Susan regarded a girl in jeans and a Mexican flowered blouse. Of course she wasn’t a girl; she was a college student, a young woman. Susan would be offended if some man were to call her a girl. But in looking at her and in looking at herself, this stranger seemed a girl. Susan realized th
at the girl must be paging her for Guy. At least, she thought, he was courteous enough to try and reach me.
“Yes,” she said at last. “I’m Susan Campbell.”
“I’m very pleased to meet you,” said the girl shyly. “I’m Debbie Guthrie and I wanted to thank you for that talk you gave about Marya Terazinya and your book last week.”
Susan tried to hide her disappointment with a late and crooked smile.
The young woman considered her closely, as if she were inspecting for forgery. “When you spoke at Dwindle Hall last Friday,” she said and then looked embarrassed at having to remind Susan of her own lecture. “I was particularly struck by what you said about fiction overlapping with biography, about art and politics.”
“Won’t you sit down?” asked Susan, hoping that the stranger (Now she had a name. What was it? Debbie, of course. But it was too late to say, “Won’t you sit down, Debbie?”) would leave so she could save her coffee money. Susan realized she was too tired to walk home.
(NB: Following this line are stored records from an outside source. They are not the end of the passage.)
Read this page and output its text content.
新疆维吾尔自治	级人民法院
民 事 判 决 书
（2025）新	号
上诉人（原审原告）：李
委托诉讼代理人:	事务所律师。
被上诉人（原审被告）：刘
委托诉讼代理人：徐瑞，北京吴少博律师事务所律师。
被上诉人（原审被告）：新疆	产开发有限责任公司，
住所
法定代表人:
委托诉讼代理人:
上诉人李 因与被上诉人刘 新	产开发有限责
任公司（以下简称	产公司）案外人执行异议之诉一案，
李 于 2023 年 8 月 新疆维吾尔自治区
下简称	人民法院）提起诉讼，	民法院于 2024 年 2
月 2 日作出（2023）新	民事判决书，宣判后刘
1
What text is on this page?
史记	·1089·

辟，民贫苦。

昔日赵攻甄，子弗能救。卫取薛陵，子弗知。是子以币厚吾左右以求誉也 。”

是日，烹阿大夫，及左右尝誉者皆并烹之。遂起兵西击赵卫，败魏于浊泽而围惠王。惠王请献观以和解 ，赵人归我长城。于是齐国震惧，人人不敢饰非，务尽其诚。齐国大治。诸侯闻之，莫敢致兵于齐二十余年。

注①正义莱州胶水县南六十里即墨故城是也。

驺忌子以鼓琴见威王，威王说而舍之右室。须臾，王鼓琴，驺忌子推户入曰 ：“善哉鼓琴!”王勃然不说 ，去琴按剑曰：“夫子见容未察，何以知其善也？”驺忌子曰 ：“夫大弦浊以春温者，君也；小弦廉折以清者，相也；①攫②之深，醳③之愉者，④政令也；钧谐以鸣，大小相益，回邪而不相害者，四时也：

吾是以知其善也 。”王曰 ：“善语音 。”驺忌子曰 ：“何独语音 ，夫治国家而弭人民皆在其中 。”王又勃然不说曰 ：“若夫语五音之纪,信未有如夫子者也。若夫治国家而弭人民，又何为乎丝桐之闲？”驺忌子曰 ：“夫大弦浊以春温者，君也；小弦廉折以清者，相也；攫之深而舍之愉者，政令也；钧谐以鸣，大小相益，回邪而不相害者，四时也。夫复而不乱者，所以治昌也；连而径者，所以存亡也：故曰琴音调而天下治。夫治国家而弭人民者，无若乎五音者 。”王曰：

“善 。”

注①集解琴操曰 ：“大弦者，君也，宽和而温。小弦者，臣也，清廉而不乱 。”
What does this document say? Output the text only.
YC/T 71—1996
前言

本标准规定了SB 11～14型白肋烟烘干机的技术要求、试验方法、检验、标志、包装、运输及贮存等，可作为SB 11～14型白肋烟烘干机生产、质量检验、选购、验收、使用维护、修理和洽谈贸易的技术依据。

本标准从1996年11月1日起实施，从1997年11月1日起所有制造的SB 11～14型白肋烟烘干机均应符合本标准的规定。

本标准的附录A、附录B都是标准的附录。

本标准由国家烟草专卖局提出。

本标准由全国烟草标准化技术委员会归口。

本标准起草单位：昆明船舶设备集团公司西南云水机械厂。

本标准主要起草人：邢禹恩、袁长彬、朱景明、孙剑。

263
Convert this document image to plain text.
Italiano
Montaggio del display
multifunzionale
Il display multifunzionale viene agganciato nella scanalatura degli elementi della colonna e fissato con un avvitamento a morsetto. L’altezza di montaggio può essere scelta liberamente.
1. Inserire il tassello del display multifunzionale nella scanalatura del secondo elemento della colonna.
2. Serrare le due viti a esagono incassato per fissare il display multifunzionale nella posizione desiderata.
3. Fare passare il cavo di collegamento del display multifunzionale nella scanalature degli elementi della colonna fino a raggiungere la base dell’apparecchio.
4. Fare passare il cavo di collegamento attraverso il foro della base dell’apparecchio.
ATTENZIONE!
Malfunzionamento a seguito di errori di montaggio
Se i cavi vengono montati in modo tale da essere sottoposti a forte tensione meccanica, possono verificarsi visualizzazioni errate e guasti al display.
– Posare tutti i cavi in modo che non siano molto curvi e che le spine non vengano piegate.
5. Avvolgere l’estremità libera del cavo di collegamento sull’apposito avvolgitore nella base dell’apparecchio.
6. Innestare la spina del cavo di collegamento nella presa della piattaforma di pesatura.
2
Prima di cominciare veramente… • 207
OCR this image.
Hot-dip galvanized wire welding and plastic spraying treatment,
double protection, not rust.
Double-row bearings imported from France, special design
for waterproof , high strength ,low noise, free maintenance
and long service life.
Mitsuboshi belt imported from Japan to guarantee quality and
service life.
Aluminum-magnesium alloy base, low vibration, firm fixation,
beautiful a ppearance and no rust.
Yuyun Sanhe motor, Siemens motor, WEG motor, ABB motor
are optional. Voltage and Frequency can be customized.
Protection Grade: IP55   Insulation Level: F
Where the hell was Guy?
“Well, I wouldn’t want to impose,” said Debbie, as she slid nimbly into the booth. “But when I first noticed you over here, the waiter said you were expecting someone. When they didn’t show up after all this time, I thought you might like the company.”
Silence.
Debbie was frowning now. She seemed to be recalling just what she had said, checking that all the words came out in order.
“Who knows,” said Susan, truly confused, herself, about whether she was being polite or masochistic or maternal. “Maybe I was waiting for you.”
Debbie stuttered, “I, I, I mean I just wanted to pay my respects.”
At this they both laughed. The younger woman looked more comfortable.
“If you really don’t mind the company,” said Debbie, “I’ll join you for a cup of coffee.”